Mahalo

Jason Calacanis, serial entrepreneur, just launched Mahalo, a search engine where users get hand-crafted portal-like results for common search queries. It’s based on the theory that many people are searching for the same things, that search engine spam is making Google less useful for common queries, and that humans are still wiser than algorithms at sifting through results and finding the really good stuff. Essentially, the site plans to have employees (along with a dash of user-submitted content) build a portal of links to the best information for each popular search term. If a portal doesn’t yet exist for a search term, Mahalo returns Google results by default.

The idea caught my eye as innovative.
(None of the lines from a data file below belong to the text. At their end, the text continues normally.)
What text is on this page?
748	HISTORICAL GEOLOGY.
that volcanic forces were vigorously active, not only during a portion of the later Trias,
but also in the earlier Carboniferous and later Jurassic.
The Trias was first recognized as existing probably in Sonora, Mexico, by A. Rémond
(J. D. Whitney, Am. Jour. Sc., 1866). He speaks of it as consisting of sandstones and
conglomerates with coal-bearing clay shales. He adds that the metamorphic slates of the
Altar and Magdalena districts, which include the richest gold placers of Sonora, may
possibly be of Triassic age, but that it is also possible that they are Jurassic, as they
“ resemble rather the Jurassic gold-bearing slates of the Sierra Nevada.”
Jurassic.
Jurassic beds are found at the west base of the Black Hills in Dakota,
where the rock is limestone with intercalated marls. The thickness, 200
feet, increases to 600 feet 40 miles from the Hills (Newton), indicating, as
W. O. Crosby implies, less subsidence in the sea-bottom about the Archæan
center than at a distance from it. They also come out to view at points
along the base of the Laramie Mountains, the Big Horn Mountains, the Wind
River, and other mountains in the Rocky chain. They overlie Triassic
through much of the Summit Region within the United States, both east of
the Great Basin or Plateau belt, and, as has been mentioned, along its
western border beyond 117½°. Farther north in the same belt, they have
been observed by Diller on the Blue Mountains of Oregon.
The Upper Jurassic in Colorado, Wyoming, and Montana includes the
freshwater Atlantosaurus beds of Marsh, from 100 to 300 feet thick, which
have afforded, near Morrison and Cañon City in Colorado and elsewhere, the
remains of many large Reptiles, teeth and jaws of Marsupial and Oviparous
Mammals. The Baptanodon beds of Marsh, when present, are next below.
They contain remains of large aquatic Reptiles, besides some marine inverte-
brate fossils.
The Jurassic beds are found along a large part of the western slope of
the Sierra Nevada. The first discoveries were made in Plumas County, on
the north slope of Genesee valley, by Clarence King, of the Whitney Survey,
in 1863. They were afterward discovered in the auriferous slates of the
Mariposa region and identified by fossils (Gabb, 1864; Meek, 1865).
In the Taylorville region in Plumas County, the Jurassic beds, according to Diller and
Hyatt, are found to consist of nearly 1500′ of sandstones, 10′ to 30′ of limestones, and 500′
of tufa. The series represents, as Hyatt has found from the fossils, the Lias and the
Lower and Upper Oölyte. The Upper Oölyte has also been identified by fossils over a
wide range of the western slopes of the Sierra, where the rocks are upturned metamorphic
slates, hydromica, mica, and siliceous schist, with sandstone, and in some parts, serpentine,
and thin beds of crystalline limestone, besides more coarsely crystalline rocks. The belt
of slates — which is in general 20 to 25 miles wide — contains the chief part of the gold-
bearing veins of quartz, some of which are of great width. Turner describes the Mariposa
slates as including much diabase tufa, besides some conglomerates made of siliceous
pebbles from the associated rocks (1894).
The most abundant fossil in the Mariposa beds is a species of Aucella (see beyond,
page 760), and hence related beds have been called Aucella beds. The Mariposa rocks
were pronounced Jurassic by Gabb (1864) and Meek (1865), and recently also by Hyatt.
It might even work. So here’s my feedback to Jason: it seems to me that where Mahalo really has the potential to shine (yet is only doing a middling job at, currently) is in giving context. Half of the human-powered-search equation, and most of the work, is having real people do the research and come up with the best links on a topic. The second half is giving people enough context to know what they should click on. Mahalo has lists of great links, but it also needs to tell the story of each link. It’d only take 3-5 words each, max. A link without a story about what you’ll find there and why you should take the page seriously isn’t any better than a random Google result.
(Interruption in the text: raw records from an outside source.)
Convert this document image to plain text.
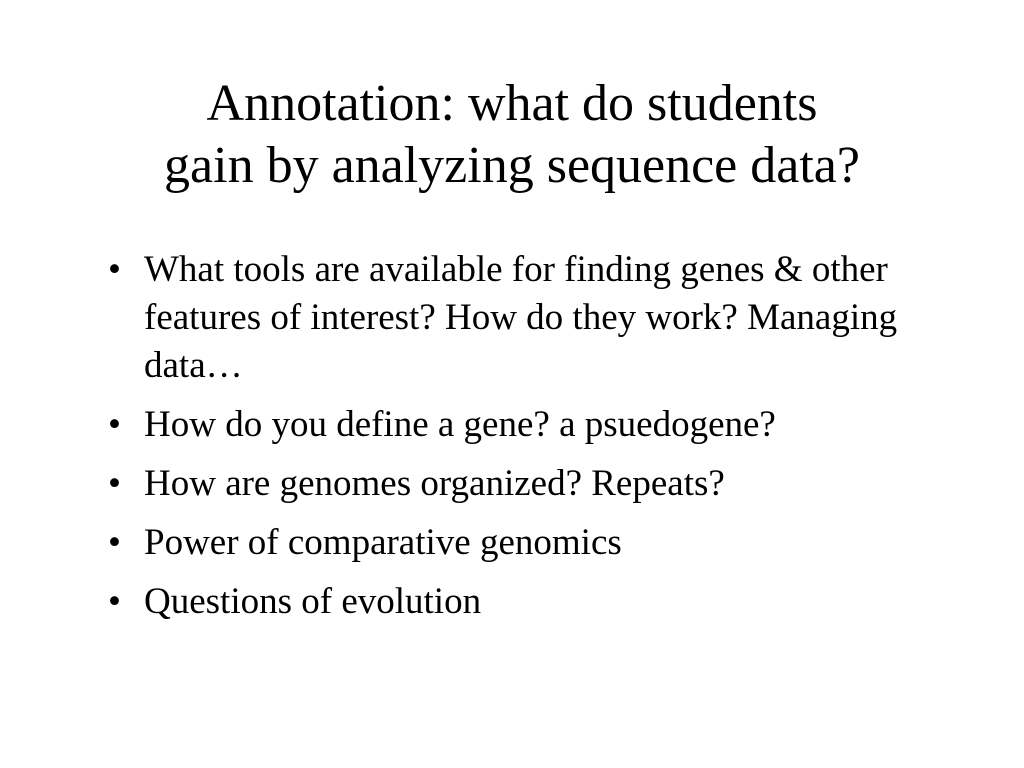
Annotation: what do students
gain by analyzing sequence data?
• What tools are available for finding genes & other features of interest? How do they work? Managing data…
• How do you define a gene? a psuedogene?
• How are genomes organized? Repeats?
• Power of comparative genomics
• Questions of evolution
A lot of entries do pretty well at this- air conditioner, sake, cholesterol management; some don’t- yoga, obesity (I’m mostly going off the Top 7 links). But since giving intelligent link context is something human-powered search could do really well and is really helpful for people, and also something that Google can’t do, I think it’d be worthwhile for Mahalo to make it a top priority.

So, that’s the angle I’d suggest for competing against Google. With a short (3-5 word) story about each link, search results for common queries could be better, more contextual, and more concise. Competing against Wikipedia-as-a-search-engine will actually be tougher, I think, since Mahalo’s portal-style search results and Wikipedia’s summary-style articles occupy overlapping niches.

Finally, some search engine diversity!